Understanding Client's Request

Understanding a client’s request can be challenging. Sometimes clients just don’t make any sense. You’re probably laughing right now because you’re dealing with a client that often sends confusing or vague requests. The choice is to push through the request and try to do what you think they’re asking for, in which case you’re essentially guessing and crossing your fingers, or you can try to get some clarity on the request. There are actually some pros and cons to both approaches. Let’s take a closer look.

Guessing a Client’s Request and Hoping

When you don’t understand a client’s request you can guess. Sometimes this works out just fine. You guess correctly and all is well. Other times, you completely miss the mark. The problem with this approach is that you might be wrong, and this can result in your wasted time and energy and an unhappy client. In most cases, it’s just not worth it to struggle through an unclear project. It’s a better idea to get some clarity on the client’s request and make sure you know exactly what they want before you start working.

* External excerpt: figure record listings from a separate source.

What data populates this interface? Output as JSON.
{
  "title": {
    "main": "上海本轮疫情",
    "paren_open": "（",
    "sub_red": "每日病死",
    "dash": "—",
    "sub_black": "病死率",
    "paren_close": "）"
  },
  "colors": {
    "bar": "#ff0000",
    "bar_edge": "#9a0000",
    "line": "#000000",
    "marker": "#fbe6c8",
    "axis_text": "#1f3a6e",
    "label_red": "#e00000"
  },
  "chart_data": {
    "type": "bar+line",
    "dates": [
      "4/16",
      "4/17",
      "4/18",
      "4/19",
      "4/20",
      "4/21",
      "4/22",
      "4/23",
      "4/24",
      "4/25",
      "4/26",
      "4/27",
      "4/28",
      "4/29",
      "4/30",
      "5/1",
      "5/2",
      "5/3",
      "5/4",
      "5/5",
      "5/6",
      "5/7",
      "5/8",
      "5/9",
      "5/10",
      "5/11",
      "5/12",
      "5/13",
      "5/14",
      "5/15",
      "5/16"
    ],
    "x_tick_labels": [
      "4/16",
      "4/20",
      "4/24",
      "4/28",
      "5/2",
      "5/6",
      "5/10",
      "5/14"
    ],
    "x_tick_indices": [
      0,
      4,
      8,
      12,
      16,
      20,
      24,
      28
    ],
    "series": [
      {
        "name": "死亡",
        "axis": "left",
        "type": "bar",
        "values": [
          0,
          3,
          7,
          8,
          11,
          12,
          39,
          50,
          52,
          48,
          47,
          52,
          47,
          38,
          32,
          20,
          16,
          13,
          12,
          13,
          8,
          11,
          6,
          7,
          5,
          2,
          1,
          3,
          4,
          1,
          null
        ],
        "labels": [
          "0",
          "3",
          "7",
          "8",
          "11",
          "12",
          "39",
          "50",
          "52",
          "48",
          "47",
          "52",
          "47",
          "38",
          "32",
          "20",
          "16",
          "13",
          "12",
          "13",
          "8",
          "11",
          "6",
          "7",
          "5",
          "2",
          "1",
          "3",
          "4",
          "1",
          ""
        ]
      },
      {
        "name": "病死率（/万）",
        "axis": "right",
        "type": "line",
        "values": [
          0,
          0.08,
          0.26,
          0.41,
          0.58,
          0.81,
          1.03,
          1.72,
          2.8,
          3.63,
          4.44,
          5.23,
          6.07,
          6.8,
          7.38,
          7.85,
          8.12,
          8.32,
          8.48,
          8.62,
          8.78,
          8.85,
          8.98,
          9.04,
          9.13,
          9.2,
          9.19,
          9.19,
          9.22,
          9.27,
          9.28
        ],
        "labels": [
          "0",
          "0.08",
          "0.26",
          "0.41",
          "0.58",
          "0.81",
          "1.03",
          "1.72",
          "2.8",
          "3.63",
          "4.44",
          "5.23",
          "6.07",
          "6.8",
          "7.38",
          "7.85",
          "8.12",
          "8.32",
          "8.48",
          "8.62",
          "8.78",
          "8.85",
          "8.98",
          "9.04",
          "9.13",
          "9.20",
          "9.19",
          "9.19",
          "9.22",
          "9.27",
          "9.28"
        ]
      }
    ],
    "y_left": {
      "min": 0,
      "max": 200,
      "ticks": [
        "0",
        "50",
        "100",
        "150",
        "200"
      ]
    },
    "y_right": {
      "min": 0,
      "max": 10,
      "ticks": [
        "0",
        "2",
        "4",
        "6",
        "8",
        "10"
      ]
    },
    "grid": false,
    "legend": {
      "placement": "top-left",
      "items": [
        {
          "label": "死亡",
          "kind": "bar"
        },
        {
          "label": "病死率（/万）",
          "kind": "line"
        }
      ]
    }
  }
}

However if you know the client fairly well or the request is something that you’ve handled often, then you may be able make safer assumptions. You have the knowledge and experience to make an educated guess. It may still be a good idea to clarify with a statement like, “just so I understand you correctly, you would like me to do […], correct?”

Asking for Clarity About a Client’s Request

When you don’t understand a client’s request, you may have some fears about asking for clarity. You don’t want to pester the client. You don’t want to appear dumb or incapable of doing the job. However, in the long run it’s much more professional and productive to ask questions. If you’re afraid that the client will feel pestered, be strategic with how you phrase the questions. “I want to make sure that I understand your request correctly so that I can do the best job for you.” That puts your client at ease and it positions you as a professional and an equal partner – someone who cares about your clients and the work that you do for them.

Write down your questions first.Before you contact the person to get clarity on the project, try to anticipate all of the questions you may have. This way you can gain a complete understanding of the task, responsibly, or project as efficiently as possible. They’ll appreciate that you’re thorough, and you’ll save time, energy, and money.

You are not a mind reader, and sometimes clients forget that. They’re busy, they are overwhelmed and you’re their solution. Creating systems at the front end will help your clients get organized and communicate more effectively.

Questionnaires, checklists, and other materials can help you get started with new clients and new projects quickly.